InOptimism Outweighs Uncertainty: COVID-19 Financial Impact Report for Churches and Other Nonprofitspublished in June, the ECFA shares responses to a series of questions from a sample of 1,341 churches and nonprofits about how 2019 ended for them financially as well as their outlook for 2020.
The survey was conducted from Jan. 19 to Feb. 17 before the outbreak of the coronavirus and again from May 12 to May 27.
When he compared the responses, from 684 churches and 657 nonprofits, Warren Bird, ECFA’s vice president of research and equipping, said he was surprised by what he found.
“The survey targeted leaders of evangelical churches and of other Christ-centered nonprofits. To our surprise, the optimism documented in January is already beginning to return. Rough and uncertain waters are still ahead for some, particularly summer camps, schools, short-term missions, and other ministries involving near-term travel and large in-person gatherings. Yet the responses in this report indicate the impact of the pandemic to date is reasonably manageable,” Bird wrote.
When asked about their outlook for cash donations for May to July, more than half of the churches and ministries (58%) said they were optimistic. Some 27% were uncertain about the future while 15% were pessimistic.
Comparing April 2020 to January 2020, 47% of the churches said recent cash giving to their operations was the same or higher while 25% said giving was about the same. Some 28% of churches reported a drop in giving ranging between 20% and 40%.

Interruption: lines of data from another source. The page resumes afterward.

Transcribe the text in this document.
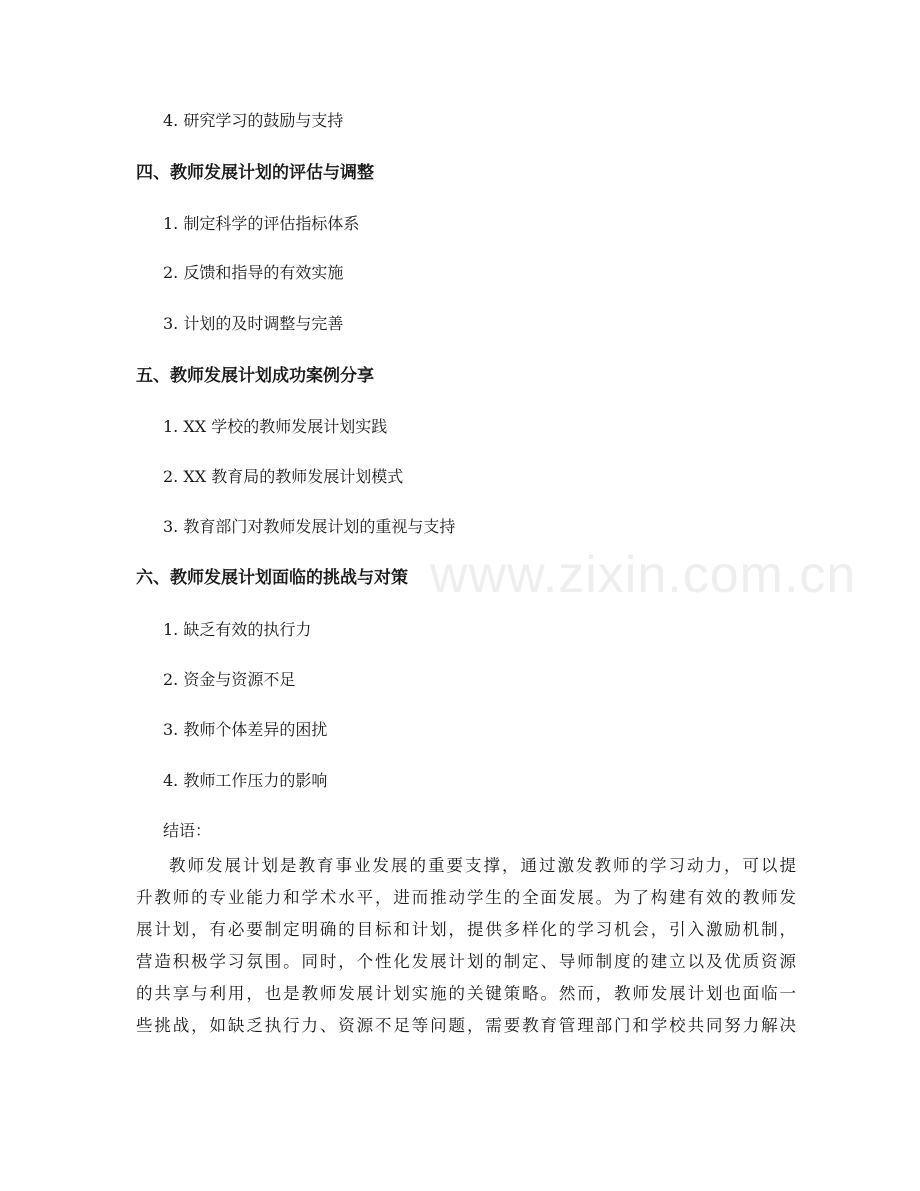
4. 研究学习的鼓励与支持
四、教师发展计划的评估与调整
1. 制定科学的评估指标体系
2. 反馈和指导的有效实施
3. 计划的及时调整与完善
五、教师发展计划成功案例分享
1. XX 学校的教师发展计划实践
2. XX 教育局的教师发展计划模式
3. 教育部门对教师发展计划的重视与支持
六、教师发展计划面临的挑战与对策
1. 缺乏有效的执行力
2. 资金与资源不足
3. 教师个体差异的困扰
4. 教师工作压力的影响
结语：
教师发展计划是教育事业发展的重要支撑，通过激发教师的学习动力，可以提
升教师的专业能力和学术水平，进而推动学生的全面发展。为了构建有效的教师发
展计划，有必要制定明确的目标和计划，提供多样化的学习机会，引入激励机制，
营造积极学习氛围。同时，个性化发展计划的制定、导师制度的建立以及优质资源
的共享与利用，也是教师发展计划实施的关键策略。然而，教师发展计划也面临一
些挑战，如缺乏执行力、资源不足等问题，需要教育管理部门和学校共同努力解决
www.zixin.com.cn
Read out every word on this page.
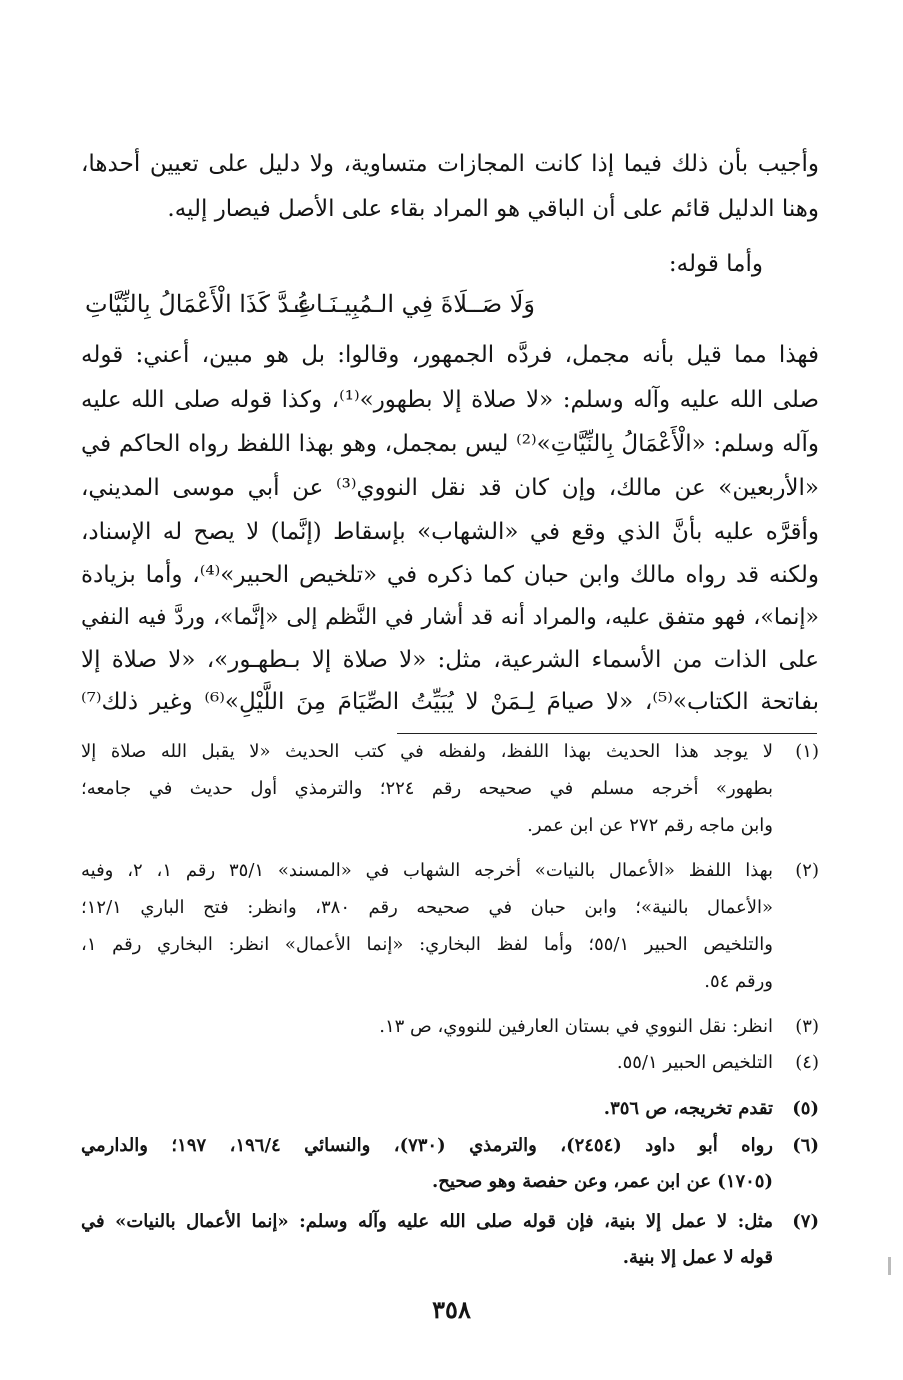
وأجيب بأن ذلك فيما إذا كانت المجازات متساوية، ولا دليل على تعيين أحدها،
وهنا الدليل قائم على أن الباقي هو المراد بقاء على الأصل فيصار إليه.
وأما قوله:
وَلَا صَــلَاةَ فِي الـمُبِيـنَـاتِ
عُـدَّ كَذَا الْأَعْمَالُ بِالنِّيَّاتِ
فهذا مما قيل بأنه مجمل، فردَّه الجمهور، وقالوا: بل هو مبين، أعني: قوله
صلى الله عليه وآله وسلم: «لا صلاة إلا بطهور»⁽¹⁾، وكذا قوله صلى الله عليه
وآله وسلم: «الْأَعْمَالُ بِالنِّيَّاتِ»⁽²⁾ ليس بمجمل، وهو بهذا اللفظ رواه الحاكم في
«الأربعين» عن مالك، وإن كان قد نقل النووي⁽³⁾ عن أبي موسى المديني،
وأقرَّه عليه بأنَّ الذي وقع في «الشهاب» بإسقاط (إنَّما) لا يصح له الإسناد،
ولكنه قد رواه مالك وابن حبان كما ذكره في «تلخيص الحبير»⁽⁴⁾، وأما بزيادة
«إنما»، فهو متفق عليه، والمراد أنه قد أشار في النَّظم إلى «إنَّما»، وردَّ فيه النفي
على الذات من الأسماء الشرعية، مثل: «لا صلاة إلا بـطهـور»، «لا صلاة إلا
بفاتحة الكتاب»⁽⁵⁾، «لا صيامَ لِـمَنْ لا يُبَيِّتُ الصِّيَامَ مِنَ اللَّيْلِ»⁽⁶⁾ وغير ذلك⁽⁷⁾
(١)
لا يوجد هذا الحديث بهذا اللفظ، ولفظه في كتب الحديث «لا يقبل الله صلاة إلا
بطهور» أخرجه مسلم في صحيحه رقم ٢٢٤؛ والترمذي أول حديث في جامعه؛
وابن ماجه رقم ٢٧٢ عن ابن عمر.
(٢)
بهذا اللفظ «الأعمال بالنيات» أخرجه الشهاب في «المسند» ٣٥/١ رقم ١، ٢، وفيه
«الأعمال بالنية»؛ وابن حبان في صحيحه رقم ٣٨٠، وانظر: فتح الباري ١٢/١؛
والتلخيص الحبير ٥٥/١؛ وأما لفظ البخاري: «إنما الأعمال» انظر: البخاري رقم ١،
ورقم ٥٤.
(٣)
انظر: نقل النووي في بستان العارفين للنووي، ص ١٣.
(٤)
التلخيص الحبير ٥٥/١.
(٥)
تقدم تخريجه، ص ٣٥٦.
(٦)
رواه أبو داود (٢٤٥٤)، والترمذي (٧٣٠)، والنسائي ١٩٦/٤، ١٩٧؛ والدارمي
(١٧٠٥) عن ابن عمر، وعن حفصة وهو صحيح.
(٧)
مثل: لا عمل إلا بنية، فإن قوله صلى الله عليه وآله وسلم: «إنما الأعمال بالنيات» في
قوله لا عمل إلا بنية.
٣٥٨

Most surveyed churches and ministries (59%) also reported that they applied for the Paycheck Protection Program.
The largest churches and nonprofits, which also had bigger annual budgets, were the least likely to have applied for the Paycheck Protection Program. Just 8% of churches with budgets over $10 million had applied for the PPP at the time of the poll while 33% of those with budgets under $500,000 had applied, the survey found.

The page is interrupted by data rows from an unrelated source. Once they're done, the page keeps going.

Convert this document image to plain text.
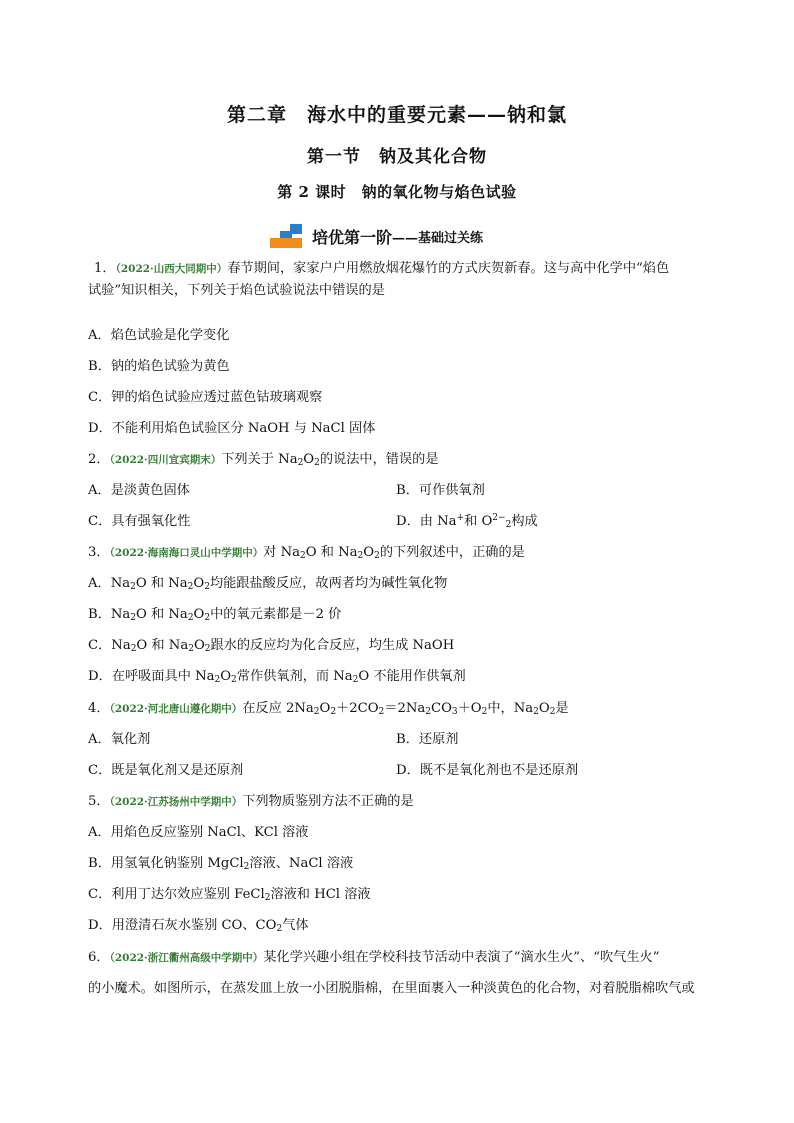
第二章　海水中的重要元素——钠和氯
第一节　钠及其化合物
第 2 课时　钠的氧化物与焰色试验
培优第一阶 ——基础过关练
1．（2022·山西大同期中）春节期间，家家户户用燃放烟花爆竹的方式庆贺新春。这与高中化学中“焰色
试验”知识相关，下列关于焰色试验说法中错误的是
A．焰色试验是化学变化
B．钠的焰色试验为黄色
C．钾的焰色试验应透过蓝色钴玻璃观察
D．不能利用焰色试验区分 NaOH 与 NaCl 固体
2．（2022·四川宜宾期末）下列关于 $Na_2O_2$的说法中，错误的是
A．是淡黄色固体	B．可作供氧剂
C．具有强氧化性	D．由 Na+和 $O^{2-}_2$构成
3．（2022·海南海口灵山中学期中）对 $Na_2O$ 和 $Na_2O_2$的下列叙述中，正确的是
A．$Na_2O$ 和 $Na_2O_2$均能跟盐酸反应，故两者均为碱性氧化物
B．$Na_2O$ 和 $Na_2O_2$中的氧元素都是－2 价
C．$Na_2O$ 和 $Na_2O_2$跟水的反应均为化合反应，均生成 NaOH
D．在呼吸面具中 $Na_2O_2$常作供氧剂，而 $Na_2O$ 不能用作供氧剂
4．（2022·河北唐山遵化期中）在反应 $2Na_2O_2+2CO_2=2Na_2CO_3+O_2$中，$Na_2O_2$是
A．氧化剂	B．还原剂
C．既是氧化剂又是还原剂	D．既不是氧化剂也不是还原剂
5．（2022·江苏扬州中学期中）下列物质鉴别方法不正确的是
A．用焰色反应鉴别 NaCl、KCl 溶液
B．用氢氧化钠鉴别 MgCl$_2$溶液、NaCl 溶液
C．利用丁达尔效应鉴别 FeCl$_2$溶液和 HCl 溶液
D．用澄清石灰水鉴别 CO、$CO_2$气体
6．（2022·浙江衢州高级中学期中）某化学兴趣小组在学校科技节活动中表演了“滴水生火”、“吹气生火”
的小魔术。如图所示，在蒸发皿上放一小团脱脂棉，在里面裹入一种淡黄色的化合物，对着脱脂棉吹气或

A recent survey by Vanderbloeman, citing data collected over several months from 900 churches and Christian organizations, revealed how crucial the federal government’s PPP had been for the survival of Christian operations.
The survey found that 76.09% of the churches in the survey had service attendance below 1,000 while 58.85% attracted less than 500. A majority of the churches (74%) also had annual budgets of less than $2 million.

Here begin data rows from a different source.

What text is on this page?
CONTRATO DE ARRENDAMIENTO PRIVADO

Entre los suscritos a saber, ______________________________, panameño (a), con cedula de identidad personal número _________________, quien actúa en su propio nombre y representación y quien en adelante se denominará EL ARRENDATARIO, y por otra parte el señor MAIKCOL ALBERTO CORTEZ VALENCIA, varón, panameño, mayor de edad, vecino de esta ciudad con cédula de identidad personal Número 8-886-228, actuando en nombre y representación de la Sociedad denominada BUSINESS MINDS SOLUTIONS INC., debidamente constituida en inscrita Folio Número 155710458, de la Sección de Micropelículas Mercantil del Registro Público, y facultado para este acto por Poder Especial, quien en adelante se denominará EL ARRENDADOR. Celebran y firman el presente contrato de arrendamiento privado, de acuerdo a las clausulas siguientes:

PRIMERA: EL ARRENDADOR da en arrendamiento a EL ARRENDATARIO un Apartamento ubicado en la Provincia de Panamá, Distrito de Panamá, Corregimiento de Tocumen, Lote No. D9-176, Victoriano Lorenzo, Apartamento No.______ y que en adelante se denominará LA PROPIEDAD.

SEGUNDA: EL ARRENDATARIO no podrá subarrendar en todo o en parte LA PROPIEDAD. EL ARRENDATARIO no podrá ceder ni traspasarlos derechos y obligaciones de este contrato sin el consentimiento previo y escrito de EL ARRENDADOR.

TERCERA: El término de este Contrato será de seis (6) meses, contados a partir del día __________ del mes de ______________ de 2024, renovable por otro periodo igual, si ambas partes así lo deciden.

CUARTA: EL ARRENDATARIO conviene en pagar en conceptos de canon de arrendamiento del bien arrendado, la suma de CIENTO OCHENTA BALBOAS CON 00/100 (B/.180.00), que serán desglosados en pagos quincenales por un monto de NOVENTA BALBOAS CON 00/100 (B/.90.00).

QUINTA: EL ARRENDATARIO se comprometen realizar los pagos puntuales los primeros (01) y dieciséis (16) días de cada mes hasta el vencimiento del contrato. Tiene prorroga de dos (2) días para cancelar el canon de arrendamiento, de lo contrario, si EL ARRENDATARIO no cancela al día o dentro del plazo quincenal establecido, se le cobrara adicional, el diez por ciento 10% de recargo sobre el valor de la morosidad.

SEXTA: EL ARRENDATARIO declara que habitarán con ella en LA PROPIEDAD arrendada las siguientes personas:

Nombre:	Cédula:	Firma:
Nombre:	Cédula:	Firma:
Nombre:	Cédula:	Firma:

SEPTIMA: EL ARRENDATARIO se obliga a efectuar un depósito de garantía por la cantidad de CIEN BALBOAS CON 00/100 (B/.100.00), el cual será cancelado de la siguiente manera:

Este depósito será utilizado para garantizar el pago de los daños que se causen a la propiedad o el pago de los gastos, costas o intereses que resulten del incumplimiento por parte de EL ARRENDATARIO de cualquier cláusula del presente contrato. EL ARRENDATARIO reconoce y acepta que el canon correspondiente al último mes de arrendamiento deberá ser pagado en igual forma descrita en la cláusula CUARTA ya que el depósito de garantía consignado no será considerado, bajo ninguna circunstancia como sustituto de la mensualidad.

More than half of the Christian churches and organizations (61%) received less than $150,000 and 85% of them received less than $349,000.
“The government hoped that the economic impact of COVID-19 would be temporary and wanted to improve job stability by enabling organizations to continue paying their employees, rather than having the government pay for unemployment,” Vanderbloemen reported. “This definitely worked out for everyone involved. With very little turnover in Christian organizations, they were able to maintain staff and continue to help their communities during a time of crisis.”
Under the PPP, which closed on Aug. 8, as long as a church employed 500 people or fewer, it could request a federal loan for an amount 2.5 times its average monthly payroll. The loans, along with a 1% interest, would be forgiven by the government as long as 75% of the funds are used to cover payroll expenses in the eight weeks after the house of worship receives the funds. The remaining 25% can be spent on rent, utilities, insurance and other operating costs.